Estabar Newcastle Beach
Perched right on Newcastle Beach, Estabar is known for its great coffee, organic foods, superb Spanish hot chocolate drinks, and wonderful gelatos. Open all day from breakfast until sundown, it's a small space with little tables and a short menu, but it draws a big local following. Breakfast favorites are the porridge with poached fruits and brown sugar on the side, and the homemade baked beans; lunchtime salads include lentil, walnut, and feta. The views over Newcastle Beach, the closest one to the downtown area, are also delectable at any time.
This was one of several forts built on headlands along Australia's shore in the mid- to late 19th century to defend the colony against a possible Russian attack. Built in 1882, its guns had never been fired in anger until June 8, 1942, when the fort returned fire from Japanese submarines in a little-known World War II confrontation called "the shelling of Newcastle"—the city sustained 34 shells but neither damage nor loss of life. The fort, situated on Flagstaff Hill in Newcastle's east end (not far from the railway station), was occupied by the Australian Army until 1972, after which it became a historic site.

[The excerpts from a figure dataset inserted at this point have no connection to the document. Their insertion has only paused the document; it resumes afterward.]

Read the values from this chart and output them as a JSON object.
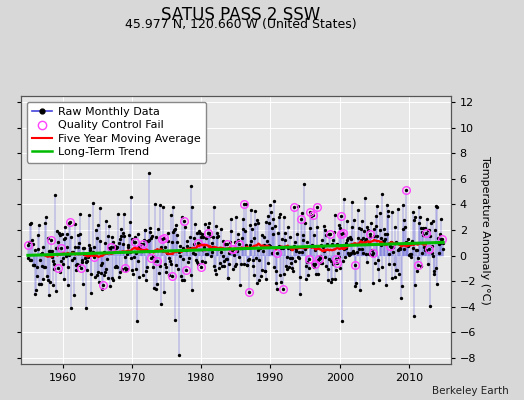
{
  "title": "SATUS PASS 2 SSW",
  "subtitle": "45.977 N, 120.660 W (United States)",
  "ylabel": "Temperature Anomaly (°C)",
  "credit": "Berkeley Earth",
  "xlim": [
    1954,
    2016
  ],
  "ylim": [
    -8.5,
    12.5
  ],
  "yticks": [
    -8,
    -6,
    -4,
    -2,
    0,
    2,
    4,
    6,
    8,
    10,
    12
  ],
  "xticks": [
    1960,
    1970,
    1980,
    1990,
    2000,
    2010
  ],
  "seed": 42,
  "n_years": 60,
  "start_year": 1955,
  "trend_slope": 0.018,
  "bg_color": "#d8d8d8",
  "plot_bg_color": "#e8e8e8",
  "raw_line_color": "#4444dd",
  "raw_dot_color": "#000000",
  "qc_fail_color": "#ff44ff",
  "moving_avg_color": "#ff0000",
  "trend_color": "#00bb00",
  "title_fontsize": 12,
  "subtitle_fontsize": 9,
  "axis_fontsize": 8,
  "tick_fontsize": 8,
  "legend_fontsize": 8
}
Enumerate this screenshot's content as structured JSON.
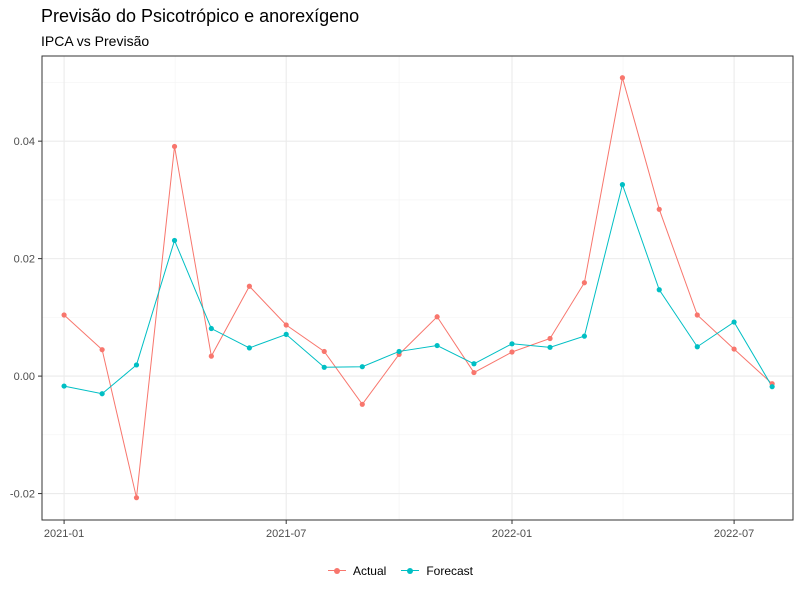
{
  "chart_data": {
    "type": "line",
    "title": "Previsão do Psicotrópico e anorexígeno",
    "subtitle": "IPCA vs Previsão",
    "xlabel": "",
    "ylabel": "",
    "x": [
      "2021-01-01",
      "2021-02-01",
      "2021-03-01",
      "2021-04-01",
      "2021-05-01",
      "2021-06-01",
      "2021-07-01",
      "2021-08-01",
      "2021-09-01",
      "2021-10-01",
      "2021-11-01",
      "2021-12-01",
      "2022-01-01",
      "2022-02-01",
      "2022-03-01",
      "2022-04-01",
      "2022-05-01",
      "2022-06-01",
      "2022-07-01",
      "2022-08-01"
    ],
    "series": [
      {
        "name": "Actual",
        "color": "#F8766D",
        "values": [
          0.0104,
          0.0045,
          -0.0207,
          0.0391,
          0.0034,
          0.0153,
          0.0087,
          0.0042,
          -0.0048,
          0.0037,
          0.0101,
          0.0006,
          0.0041,
          0.0064,
          0.0159,
          0.0508,
          0.0284,
          0.0104,
          0.0046,
          -0.0013
        ]
      },
      {
        "name": "Forecast",
        "color": "#00BFC4",
        "values": [
          -0.0017,
          -0.003,
          0.0019,
          0.0231,
          0.0081,
          0.0048,
          0.0071,
          0.0015,
          0.0016,
          0.0042,
          0.0052,
          0.0021,
          0.0055,
          0.0049,
          0.0068,
          0.0326,
          0.0147,
          0.005,
          0.0092,
          -0.0018
        ]
      }
    ],
    "xticks": [
      {
        "date": "2021-01-01",
        "label": "2021-01"
      },
      {
        "date": "2021-07-01",
        "label": "2021-07"
      },
      {
        "date": "2022-01-01",
        "label": "2022-01"
      },
      {
        "date": "2022-07-01",
        "label": "2022-07"
      }
    ],
    "yticks": [
      {
        "value": -0.02,
        "label": "-0.02"
      },
      {
        "value": 0.0,
        "label": "0.00"
      },
      {
        "value": 0.02,
        "label": "0.02"
      },
      {
        "value": 0.04,
        "label": "0.04"
      }
    ],
    "xlim": [
      "2020-12-14",
      "2022-08-18"
    ],
    "ylim": [
      -0.0245,
      0.0545
    ],
    "grid": true,
    "legend_position": "bottom"
  }
}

In the former headquarters of the Great Northern Railway, right on Newcastle Harbour, this museum tells the story of the city's coal mining and steel production. Visitors can don a hard hat to witness the Fire and Earth exhibition, which re-creates life in a steel mill complete with furnaces, theatrical drama, and interactive displays that shed light on the workers' challenging lives. Newcastle's other faces are captured with exhibits on Aboriginal history, the gorgeous beaches, and the earthquake that struck the city in 1989. A popular draw for kids, the Supernova Hands-on Science Centre explains how a heavy car is lifted, a tornado occurs, and magnetic fields work.

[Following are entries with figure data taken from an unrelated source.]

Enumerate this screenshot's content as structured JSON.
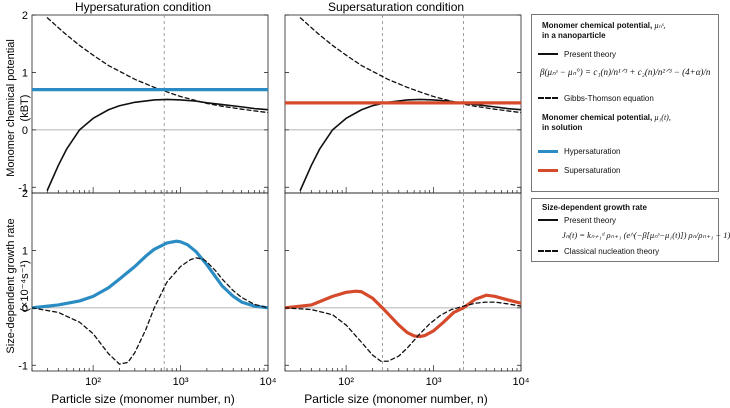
{
  "panels": {
    "top_left_title": "Hypersaturation condition",
    "top_right_title": "Supersaturation condition",
    "xlabel": "Particle size (monomer number, n)",
    "ylabel_top": "Monomer chemical potential",
    "ylabel_top_unit": "(kBT)",
    "ylabel_bottom": "Size-dependent growth rate",
    "ylabel_bottom_unit": "(×10⁻⁴s⁻¹)",
    "x_ticks": [
      "10²",
      "10³",
      "10⁴"
    ],
    "y_ticks": [
      "2",
      "1",
      "0",
      "-1"
    ]
  },
  "legend_top": {
    "header1": "Monomer chemical potential,",
    "header1_symbol": "μₙˢ,",
    "header1_line2": "in a nanoparticle",
    "item_present": "Present theory",
    "formula": "β(μₙˢ − μₙ°) = c₁(n)/n¹ᐟ³ + c₂(n)/n²ᐟ³ − (4+α)/n",
    "item_gibbs": "Gibbs-Thomson equation",
    "header2": "Monomer chemical potential,",
    "header2_symbol": "μ₁(t),",
    "header2_line2": "in solution",
    "item_hyper": "Hypersaturation",
    "item_super": "Supersaturation"
  },
  "legend_bottom": {
    "header": "Size-dependent growth rate",
    "item_present": "Present theory",
    "formula": "Jₙ(t) = kₙ₊₁ᵈ ρₙ₊₁ (e^(−β[μₙˢ−μ₁(t)]) ρₙ/ρₙ₊₁ − 1)",
    "item_classical": "Classical nucleation theory"
  },
  "colors": {
    "hyper": "#2b8cc4",
    "super": "#d64a2c",
    "curve": "#111111",
    "grid": "#888888"
  },
  "chart_data": [
    {
      "type": "line",
      "title": "Hypersaturation condition",
      "xscale": "log",
      "xlim": [
        20,
        10000
      ],
      "ylim": [
        -1.1,
        2
      ],
      "ylabel": "Monomer chemical potential (kBT)",
      "vlines": [
        650
      ],
      "series": [
        {
          "name": "Present theory",
          "style": "solid",
          "x": [
            30,
            40,
            50,
            70,
            100,
            150,
            200,
            300,
            500,
            700,
            1000,
            1500,
            2000,
            3000,
            5000,
            7000,
            10000
          ],
          "y": [
            -1.05,
            -0.62,
            -0.33,
            0.0,
            0.2,
            0.35,
            0.42,
            0.48,
            0.52,
            0.53,
            0.52,
            0.5,
            0.47,
            0.44,
            0.4,
            0.37,
            0.35
          ]
        },
        {
          "name": "Gibbs-Thomson equation",
          "style": "dashed",
          "x": [
            30,
            40,
            50,
            70,
            100,
            150,
            200,
            300,
            500,
            700,
            1000,
            1500,
            2000,
            3000,
            5000,
            7000,
            10000
          ],
          "y": [
            1.95,
            1.78,
            1.65,
            1.47,
            1.3,
            1.12,
            1.02,
            0.88,
            0.74,
            0.66,
            0.58,
            0.51,
            0.46,
            0.41,
            0.36,
            0.33,
            0.3
          ]
        },
        {
          "name": "Hypersaturation",
          "style": "solid-thick",
          "x": [
            20,
            10000
          ],
          "y": [
            0.7,
            0.7
          ]
        }
      ]
    },
    {
      "type": "line",
      "title": "Supersaturation condition",
      "xscale": "log",
      "xlim": [
        20,
        10000
      ],
      "ylim": [
        -1.1,
        2
      ],
      "vlines": [
        260,
        2200
      ],
      "series": [
        {
          "name": "Present theory",
          "style": "solid",
          "x": [
            30,
            40,
            50,
            70,
            100,
            150,
            200,
            300,
            500,
            700,
            1000,
            1500,
            2000,
            3000,
            5000,
            7000,
            10000
          ],
          "y": [
            -1.05,
            -0.62,
            -0.33,
            0.0,
            0.2,
            0.35,
            0.42,
            0.48,
            0.52,
            0.53,
            0.52,
            0.5,
            0.47,
            0.44,
            0.4,
            0.37,
            0.35
          ]
        },
        {
          "name": "Gibbs-Thomson equation",
          "style": "dashed",
          "x": [
            30,
            40,
            50,
            70,
            100,
            150,
            200,
            300,
            500,
            700,
            1000,
            1500,
            2000,
            3000,
            5000,
            7000,
            10000
          ],
          "y": [
            1.95,
            1.78,
            1.65,
            1.47,
            1.3,
            1.12,
            1.02,
            0.88,
            0.74,
            0.66,
            0.58,
            0.51,
            0.46,
            0.41,
            0.36,
            0.33,
            0.3
          ]
        },
        {
          "name": "Supersaturation",
          "style": "solid-thick",
          "x": [
            20,
            10000
          ],
          "y": [
            0.47,
            0.47
          ]
        }
      ]
    },
    {
      "type": "line",
      "xscale": "log",
      "xlim": [
        20,
        10000
      ],
      "ylim": [
        -1.1,
        2
      ],
      "ylabel": "Size-dependent growth rate (×10⁻⁴s⁻¹)",
      "xlabel": "Particle size (monomer number, n)",
      "vlines": [
        650
      ],
      "series": [
        {
          "name": "Hypersaturation",
          "style": "solid-thick",
          "x": [
            20,
            40,
            70,
            100,
            150,
            200,
            300,
            400,
            500,
            700,
            900,
            1000,
            1200,
            1500,
            2000,
            3000,
            4000,
            5000,
            7000,
            10000
          ],
          "y": [
            0.0,
            0.05,
            0.12,
            0.2,
            0.35,
            0.5,
            0.72,
            0.9,
            1.02,
            1.13,
            1.16,
            1.15,
            1.1,
            0.98,
            0.75,
            0.38,
            0.2,
            0.1,
            0.03,
            0.0
          ]
        },
        {
          "name": "Classical nucleation theory",
          "style": "dashed",
          "x": [
            20,
            40,
            70,
            100,
            150,
            200,
            250,
            300,
            400,
            500,
            700,
            1000,
            1300,
            1500,
            1800,
            2000,
            2500,
            3000,
            4000,
            5000,
            7000,
            10000
          ],
          "y": [
            0.0,
            -0.08,
            -0.25,
            -0.45,
            -0.8,
            -0.98,
            -0.95,
            -0.78,
            -0.38,
            0.0,
            0.45,
            0.72,
            0.84,
            0.87,
            0.85,
            0.8,
            0.65,
            0.5,
            0.3,
            0.18,
            0.06,
            0.0
          ]
        }
      ]
    },
    {
      "type": "line",
      "xscale": "log",
      "xlim": [
        20,
        10000
      ],
      "ylim": [
        -1.1,
        2
      ],
      "xlabel": "Particle size (monomer number, n)",
      "vlines": [
        260,
        2200
      ],
      "series": [
        {
          "name": "Supersaturation",
          "style": "solid-thick",
          "x": [
            20,
            40,
            70,
            100,
            130,
            150,
            200,
            260,
            300,
            400,
            500,
            600,
            700,
            800,
            1000,
            1300,
            1700,
            2200,
            3000,
            4000,
            5000,
            7000,
            10000
          ],
          "y": [
            0.0,
            0.05,
            0.2,
            0.27,
            0.29,
            0.28,
            0.17,
            0.0,
            -0.1,
            -0.3,
            -0.43,
            -0.49,
            -0.5,
            -0.48,
            -0.4,
            -0.25,
            -0.08,
            0.0,
            0.15,
            0.22,
            0.2,
            0.14,
            0.08
          ]
        },
        {
          "name": "Classical nucleation theory",
          "style": "dashed",
          "x": [
            20,
            40,
            70,
            100,
            150,
            200,
            250,
            300,
            400,
            500,
            700,
            900,
            1200,
            1600,
            2200,
            3000,
            4000,
            5000,
            7000,
            10000
          ],
          "y": [
            0.0,
            -0.03,
            -0.12,
            -0.3,
            -0.6,
            -0.82,
            -0.93,
            -0.93,
            -0.84,
            -0.7,
            -0.45,
            -0.28,
            -0.13,
            -0.03,
            0.03,
            0.08,
            0.1,
            0.1,
            0.07,
            0.03
          ]
        }
      ]
    }
  ]
}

A Newcastle landmark, Nobby's Lighthouse (on Nobby's
Headland) was the third to be built in New South Wales when it opened in 1854.
It's at the end of a long narrow spit (a longshore drift) and is accessed by a
nearly 1-km (½-mile) path. Before it was converted to electricity in 1935, the
original 20,000-candle light was tended by three keepers. The grounds of the
lighthouse, and one of the lightkeeper's cottages, are open Sundays 10–4. It's a
terrific vantage point for avid photographers.
The largest ocean baths (swimming pools) in the Southern Hemisphere, Mereweather Baths are a Newcastle icon perfect for swimming and splashing all year-round. Opened in 1935 at one of the city's six fabulous beaches, they comprise two pools, with one suitable for children. Complete with barbecues and picnic tables, the baths are the ideal place for a family outing. The baths are patrolled by lifeguards during the summer months only, from around late September to late April.